I understand that the attribute mentioned in the tweet is intended to signal some tool (perhaps the Entity Framework) that the property should be displayed but the database schema does not accept null, but it is still superfluous. Attributes are the wrong way to declare an invariant statement.

Revised design
The [Required] attribute is redundant because there is a better way to declare that part of the data is necessary (required). This was possible since .NET 1.0. Here is the Poka-yoke version of the same declaration:
 public class Fragrance { private readonly int id; public Fragrance(int id) { this.id = id; } public int Id { get { return this.id; } } } 

This simple structural design shows that the field is really necessary (and if the ID field can only be a positive value, then you can add a protective expression). An instance of the Fragrance class can only be created with an ID. Since this is a structural design, this requirement is only strengthened, thanks to the compiler, which gives us quick feedback.
I understand that the [Required] attribute, mentioned earlier, is designed to solve problems with mapping objects into relational data, but instead of closing a hole for inconsistencies between objects and relational structures, it only expands it.

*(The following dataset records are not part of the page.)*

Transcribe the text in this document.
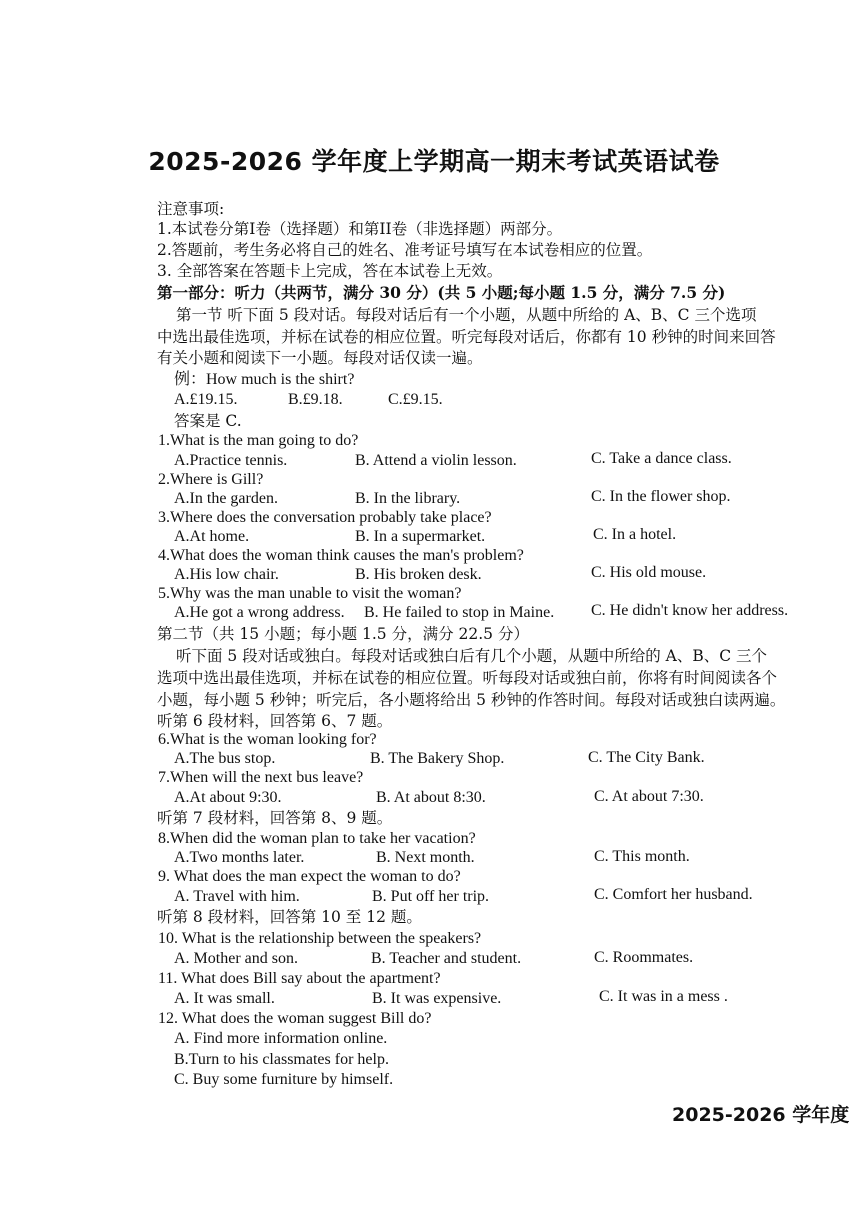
2025-2026 学年度上学期高一期末考试英语试卷
注意事项:
1.本试卷分第I卷（选择题）和第II卷（非选择题）两部分。
2.答题前，考生务必将自己的姓名、准考证号填写在本试卷相应的位置。
3. 全部答案在答题卡上完成，答在本试卷上无效。
第一部分：听力（共两节，满分 30 分）(共 5 小题;每小题 1.5 分，满分 7.5 分)
第一节 听下面 5 段对话。每段对话后有一个小题，从题中所给的 A、B、C 三个选项
中选出最佳选项，并标在试卷的相应位置。听完每段对话后，你都有 10 秒钟的时间来回答
有关小题和阅读下一小题。每段对话仅读一遍。
例：How much is the shirt?
A.£19.15.	B.£9.18.	C.£9.15.
答案是 C.
1.What is the man going to do?
A.Practice tennis.	B. Attend a violin lesson.	C. Take a dance class.
2.Where is Gill?
A.In the garden.	B. In the library.	C. In the flower shop.
3.Where does the conversation probably take place?
A.At home.	B. In a supermarket.	C. In a hotel.
4.What does the woman think causes the man's problem?
A.His low chair.	B. His broken desk.	C. His old mouse.
5.Why was the man unable to visit the woman?
A.He got a wrong address. B. He failed to stop in Maine. C. He didn't know her address.
第二节（共 15 小题；每小题 1.5 分，满分 22.5 分）
听下面 5 段对话或独白。每段对话或独白后有几个小题，从题中所给的 A、B、C 三个
选项中选出最佳选项，并标在试卷的相应位置。听每段对话或独白前，你将有时间阅读各个
小题，每小题 5 秒钟；听完后，各小题将给出 5 秒钟的作答时间。每段对话或独白读两遍。
听第 6 段材料，回答第 6、7 题。
6.What is the woman looking for?
A.The bus stop.	B. The Bakery Shop.	C. The City Bank.
7.When will the next bus leave?
A.At about 9:30.	B. At about 8:30.	C. At about 7:30.
听第 7 段材料，回答第 8、9 题。
8.When did the woman plan to take her vacation?
A.Two months later.	B. Next month.	C. This month.
9. What does the man expect the woman to do?
A. Travel with him.	B. Put off her trip.	C. Comfort her husband.
听第 8 段材料，回答第 10 至 12 题。
10. What is the relationship between the speakers?
A. Mother and son.	B. Teacher and student.	C. Roommates.
11. What does Bill say about the apartment?
A. It was small.	B. It was expensive.	C. It was in a mess .
12. What does the woman suggest Bill do?
A. Find more information online.
B.Turn to his classmates for help.
C. Buy some furniture by himself.
2025-2026 学年度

Instead of adding an extra redundant attribute, the team should force its toolkit to understand simple idioms for encapsulation, such as described above.
It is not so difficult to do. As an example, DI containers bloom on structural information encoded in constructors (this is called auto-connect ). The command can do this behind the scenes of the [Required] attribute. The [Required] attribute is a primitive and poisonous hack.
This is the main reason why I will never use the Entity Framework. It forces developers to break encapsulation - a principle that I refuse to compromise.
')
from the translator: forgot to publish the post as a translation. The original author is Mark Seemann. Link to the original.